Il mercante prese un colpo sentendo di colpo la voce ma si
tranquillizzò subito quando vide che era Marek -Sto pulendo
l'arma-
Vedendo che Marek non capiva bene a cosa potesse servire una cosa
simile glielo spigò meglio -Le armi da fuoco hanno bisogno di
una manutenzione regolare o rischiano di rompersi o incepparsi quindi
vanno pulite con cura ogni qual volta si possa-
-Quindi tu saresti un esperto di armi da fuoco?-
-No, sono solo nozioni di base che si imparano all'accademia. Mi
piaceva un sacco quel corso- vedendo l'arco di Marek poi gli sorse
spontanea una domanda -Ma voi non avete armi da fuoco?-
-Al villaggio solo qualche fucile ma non mi è mai interessato,
sono troppo rumorosi per la caccia. Noi cacciatori preferiamo i vecchi
arco e frecce, silenziose e letali. E con tutto il rumore provocato da
quei cosi- indico la pistola di Kolin -Rischiamo di far scappare le
prede. O di diventarlo noi stessi-
Poi gli tornò in mente la pistola recuperata dal predone morto e
la tirò fuori -Non è che puoi insegnarmi a usare un po'
questa?-
-Mi è sembrato che ieri sapessi come si usava una di queste-
rispose guardingo il Kolin. Poi con un tono più leggero aggiunse
-Non erano troppo rumorose?-
-Si. Ma essere previdenti non fa mai male. E poi non potrò
certamente sparare a qualcuno in maniera decente usandola come ieri-
-Su questo non potrei essere più d'accordo. Mai visto qualcuno
impugnare la pistola in modo tanto brutto. Dai da qua- Kolin prese la
pistola del bandito e iniziò a esaminarla -É un vecchio
modello ma è tenuta abbastanza bene. Proiettili standard, 9mm,
caricatore da 24 colpi-
Mentre facevano colazione con i resti del coniglio della sera
precedente Kolin gli spiegò a grandi linee i pezzi principali.
Quando ripartirono aveva iniziato a capirci qualcosa nel casino di
informazioni che Kolin gli aveva dato sulle pistole. Ma perché
non erano semplici come arco e frecce?
La giornata trascorse lenta e tranquilla. La strada per tornare al
villaggio non era molto difficile ma capitava che nel corso dei secoli
fosse andata distrutta o ostruita da qualcosa quindi a volte dovevano
fare delle deviazioni per aggirare gli ostacoli più grandi. La
maggior parte delle chiacchierate ruotavano intorno alle armi da fuoco
dato che Kolin dovette rispiegare più e più volte le
varie cose. A metà pomeriggio Marek era riuscito finalmente a
capire bene come sparare e ricaricare, insieme a quali erano i pezzi
principali e come pulirli.
-Ehi Kolin, non è che hai anche delle munizioni la dietro?-
-Si ne ho, ma costano parecchio- guardo Marek -Ma però sono in
debito con te di una vita e ti avevo promesso uno sconto. Facciamo
così, io ti regalo le munizioni e il debito è saldato?-
gli porse la mano.
-Mi sembra di averti salvato due volte- rispose esitante il cacciatore.

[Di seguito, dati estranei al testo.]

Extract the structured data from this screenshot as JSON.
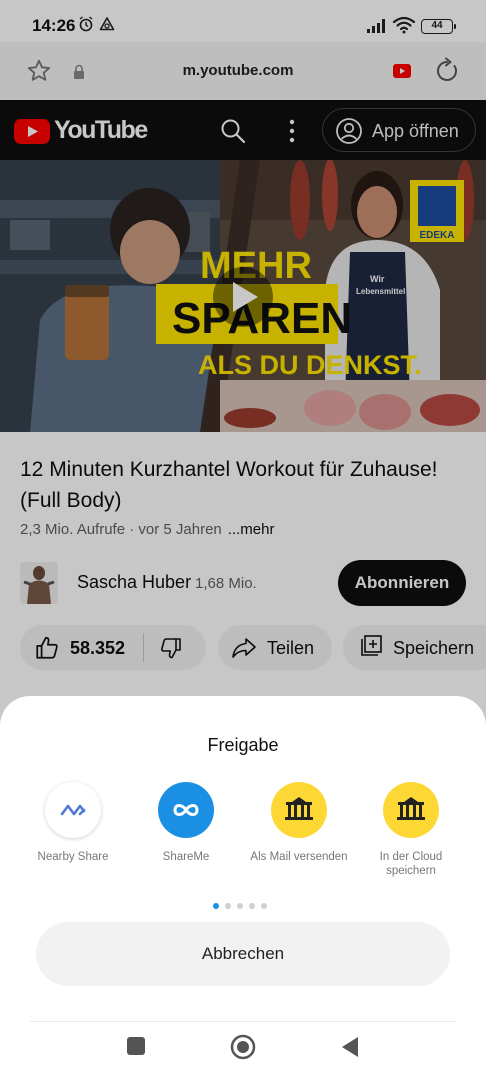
{
  "status_bar": {
    "time": "14:26",
    "battery": "44"
  },
  "browser": {
    "url": "m.youtube.com"
  },
  "youtube": {
    "logo_text": "YouTube",
    "open_app_label": "App öffnen",
    "video": {
      "title": "12 Minuten Kurzhantel Workout für Zuhause! (Full Body)",
      "meta": "2,3 Mio. Aufrufe · vor 5 Jahren",
      "more_label": "...mehr",
      "ad_headline_1": "MEHR",
      "ad_headline_2": "SPAREN",
      "ad_headline_3": "ALS DU DENKST.",
      "ad_brand": "EDEKA",
      "ad_apron_1": "Wir",
      "ad_apron_2": "Lebensmittel"
    },
    "channel": {
      "name": "Sascha Huber",
      "subscribers": "1,68 Mio.",
      "subscribe_label": "Abonnieren"
    },
    "actions": {
      "likes": "58.352",
      "share_label": "Teilen",
      "save_label": "Speichern"
    }
  },
  "share_sheet": {
    "title": "Freigabe",
    "targets": [
      {
        "label": "Nearby Share",
        "icon": "nearby-share-icon"
      },
      {
        "label": "ShareMe",
        "icon": "shareme-icon"
      },
      {
        "label": "Als Mail versenden",
        "icon": "gate-icon"
      },
      {
        "label": "In der Cloud speichern",
        "icon": "gate-icon"
      }
    ],
    "page_count": 5,
    "active_page": 1,
    "cancel_label": "Abbrechen"
  },
  "colors": {
    "youtube_red": "#ff0000",
    "shareme_blue": "#1a8fe3",
    "gate_yellow": "#fdd835",
    "edeka_yellow": "#ffe500",
    "edeka_blue": "#1d4da0"
  }
}
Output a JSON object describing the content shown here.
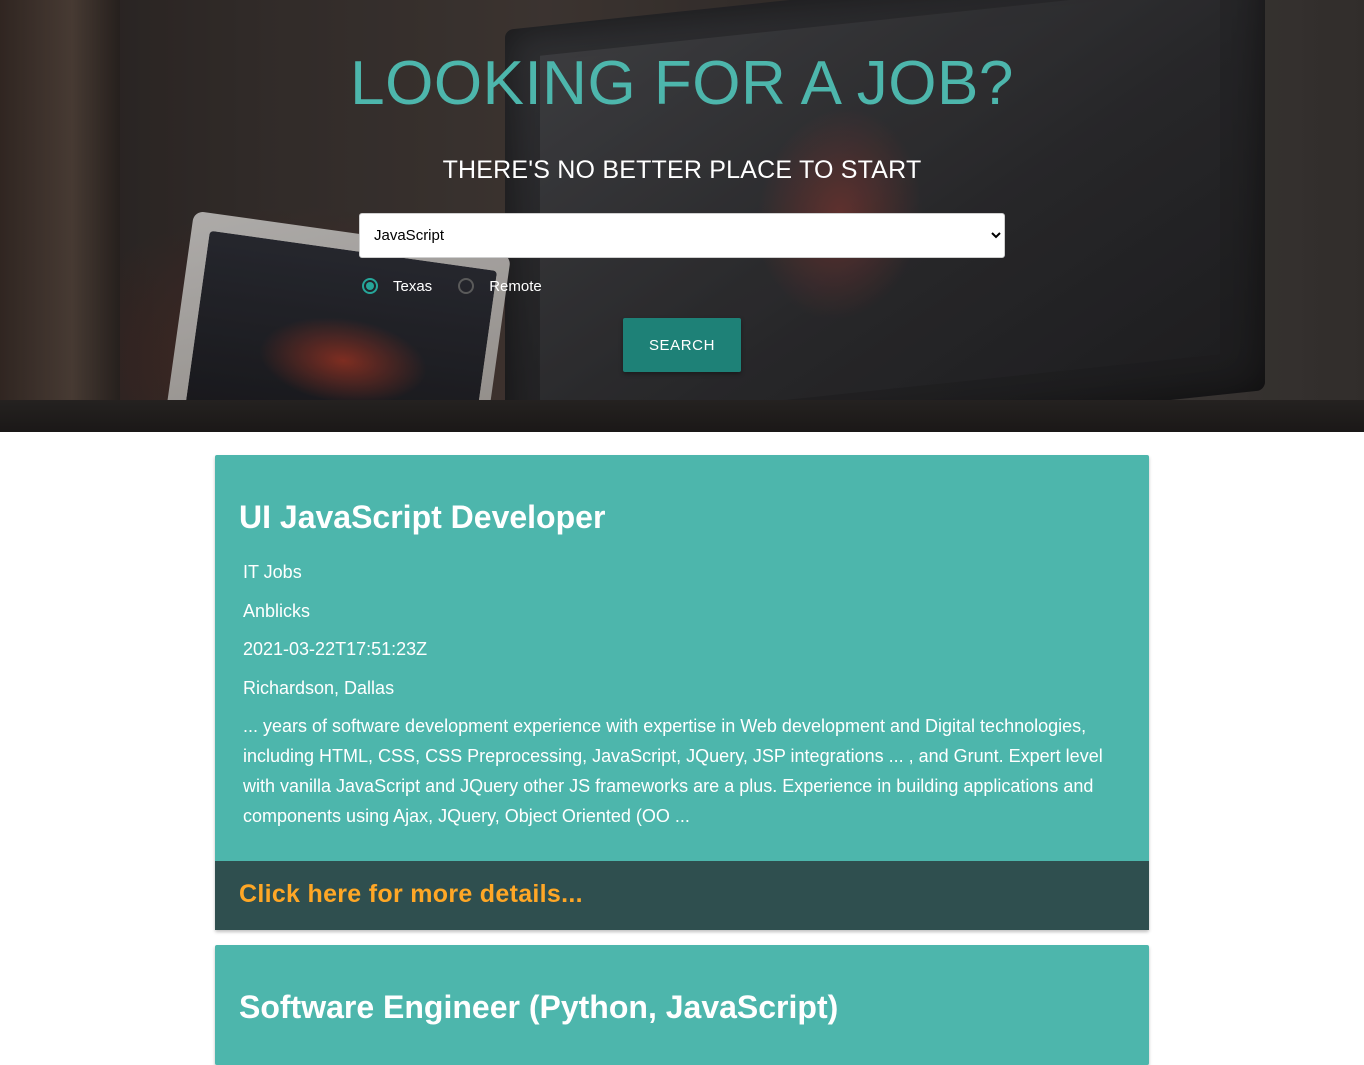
{
  "hero": {
    "title": "LOOKING FOR A JOB?",
    "subtitle": "THERE'S NO BETTER PLACE TO START",
    "search": {
      "selected": "JavaScript",
      "options": [
        "JavaScript"
      ]
    },
    "locations": [
      {
        "label": "Texas",
        "checked": true
      },
      {
        "label": "Remote",
        "checked": false
      }
    ],
    "search_button": "SEARCH"
  },
  "jobs": [
    {
      "title": "UI JavaScript Developer",
      "category": "IT Jobs",
      "company": "Anblicks",
      "posted": "2021-03-22T17:51:23Z",
      "location": "Richardson, Dallas",
      "description": "... years of software development experience with expertise in Web development and Digital technologies, including HTML, CSS, CSS Preprocessing, JavaScript, JQuery, JSP integrations ... , and Grunt. Expert level with vanilla JavaScript and JQuery other JS frameworks are a plus. Experience in building applications and components using Ajax, JQuery, Object Oriented (OO ...",
      "link_text": "Click here for more details..."
    },
    {
      "title": "Software Engineer (Python, JavaScript)"
    }
  ],
  "colors": {
    "accent": "#4db6ac",
    "button": "#1e8177",
    "footer": "#2f4f4f",
    "link": "#ffa726"
  }
}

-E una l'ho ripagata uccidendo quel predone del cazzo- gli porse ancora la mano -Affare fatto allora?-
-Andata- rispose Marek afferrando la mano del mercante.
-Quando arriviamo al villaggio sistemiamo tutto allora. Quanto manca a
proposito?- il sole ormai stava tramontando e il cielo che si
scorgeva tra le chiome degli alberi si tingeva di un colore rossastro.
-Ci dovremo quasi essere. Venti minuti ancora, forse meno-
Da oltre gli alberi si levò una colonna di fumo, qualcosa stava bruciando.
-Marek, per caso il tuo villaggio si trova vicino a quella colonna di fumo?-
-Si trova proprio lì- la voce del cacciatore era parecchio preoccupata -Accelera cazzo-
Il mercante diede un sonoro colpo di redini e Igor accelerò di
colpo. A vederlo non si pensava potesse andare così veloce. Man
mano che si avvicinavano l'odore di fumo in sottofondo cresceva.
Cos'era successo al villaggio? Marek era sempre più preoccupato.
Cosa aveva preso fuoco?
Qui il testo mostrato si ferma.